My main gripe with this, and all adaptations based directly on the movie is that, as a stage musical, it is not a well written one. Sure some of the songs are timeless classics, but while I feel the score is missing songs for certain characters (The most notably the Witch) there are also far to many reprises of the same songs. Some parts of the text the characters have monologues which would be very well suited for singing.
Andrew Lloyd Webber and Tim Rice felt likewise and tried to correct this "flaw" in 2011, when they revised the classic score when wrote six new original songs together, while Rice revised and extended certain existing songs.
This shows target audience is children, so my gripes with the show as well written musical theatre did not seem bother the target audience at all. They were not there to see a well crafted musical, but a great story (which incedently included singing). As I witnessed last night, the reprises were very much welcomed from the youngest audience-members, and the tunes are irritatingly catchy.
Sofie Bjerketvedt's Dorothy is blissfully juvenile and pure, yet displaying toughness that is much welcomed. Her singing voice is pure with a good belt that never becomes too strong, thankfully. She is also encompasses the ability to act while she sings, which is not always the case.
Her comrades are all very well suited for their roles. Alexander Langset, who has also created the shows choreography, is absurdly brainless as The Scarecrow, with his comical comments (such as fear of matches since he is made of hay) are all spot on delivered. Sindre Postholm as Tin Man is perfect. Although the souce material doesn't allow him much room to showcase his great singing voice, his movements as are all the more impressive. The fact that they have made the part gay is a nice addition. To do changes like this to the source material sometimes feels forced, but here it was very neatly done. Håvard Eikeseth as The Lion is as funny as he is cowardly. He delivers the humor while never trying to get a laugh, which makes it all the more funny.
Janne Formoe's Wicked Witch of the West is wickedly evil (pun intended). She is also delivers a very humorous performance, which makes the fact that she never gets to fly her broom, but instead uses a Segway in her flying scenes as a perfect fit, and what an evil laugh. Hilde Lyrån as Aunty Em is very solid and heartfelt, while her Glinda was a little underwhelming. Tom Sterri, as the Wizard, was a good choice. He uses his "old school revue" shtick to great effect.
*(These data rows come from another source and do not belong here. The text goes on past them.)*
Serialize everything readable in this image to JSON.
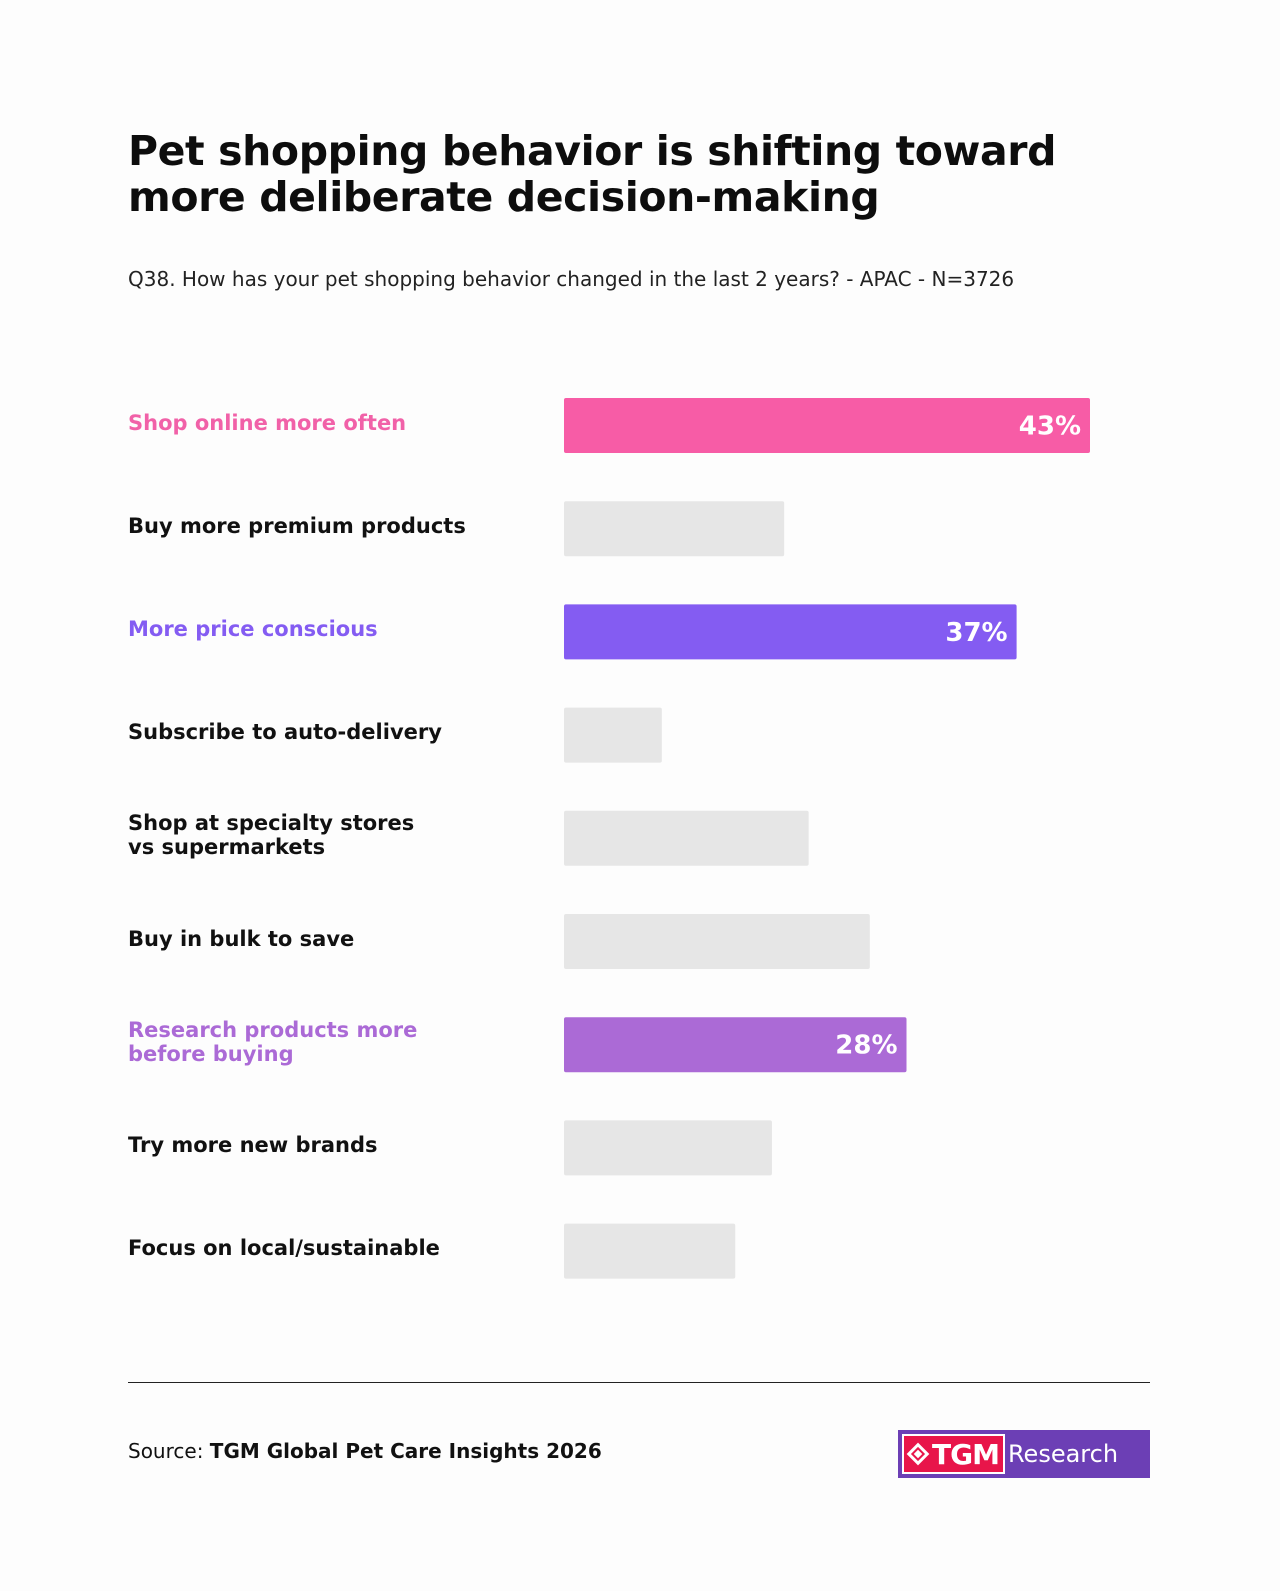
{
  "chart_data": {
    "type": "bar",
    "orientation": "horizontal",
    "title": [
      "Pet shopping behavior is shifting toward",
      "more deliberate decision-making"
    ],
    "subtitle": "Q38. How has your pet shopping behavior changed in the last 2 years? - APAC - N=3726",
    "categories": [
      [
        "Shop online more often"
      ],
      [
        "Buy more premium products"
      ],
      [
        "More price conscious"
      ],
      [
        "Subscribe to auto-delivery"
      ],
      [
        "Shop at specialty stores",
        "vs supermarkets"
      ],
      [
        "Buy in bulk to save"
      ],
      [
        "Research products more",
        "before buying"
      ],
      [
        "Try more new brands"
      ],
      [
        "Focus on local/sustainable"
      ]
    ],
    "values": [
      43,
      18,
      37,
      8,
      20,
      25,
      28,
      17,
      14
    ],
    "data_labels": [
      "43%",
      "",
      "37%",
      "",
      "",
      "",
      "28%",
      "",
      ""
    ],
    "highlighted": [
      true,
      false,
      true,
      false,
      false,
      false,
      true,
      false,
      false
    ],
    "colors": [
      "#f75ca6",
      "#e6e6e6",
      "#845cf2",
      "#e6e6e6",
      "#e6e6e6",
      "#e6e6e6",
      "#ab6ad6",
      "#e6e6e6",
      "#e6e6e6"
    ],
    "label_colors": [
      "#f161a8",
      "#111111",
      "#845cf2",
      "#111111",
      "#111111",
      "#111111",
      "#ab6ad6",
      "#111111",
      "#111111"
    ],
    "xlim": [
      0,
      43
    ],
    "grid": false,
    "legend": "none"
  },
  "footer": {
    "source_prefix": "Source: ",
    "source_name": "TGM Global Pet Care Insights 2026"
  },
  "logo": {
    "tgm": "TGM",
    "research": "Research"
  }
}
The scenic design and costumes was the highlight of the evening. Especially the costumes steered clear of the original, and were creative and comic. The LED video design by Mikkel Grythfeldt was in most cases fantastic and as in Flashdance; it makes the Chateau Neuf stage come alive in a way it hasn't done before. The hair and make up was also very inventive and skillfully designed by Cårejånny Enderud.
Mattias Carlsson and Martine Bakken Lundberg has created a breathtaking version of this classic story and I urge parents to tell their children to turn off the videogames, put down their tablets and go to see what a live, fantastical performance can be like.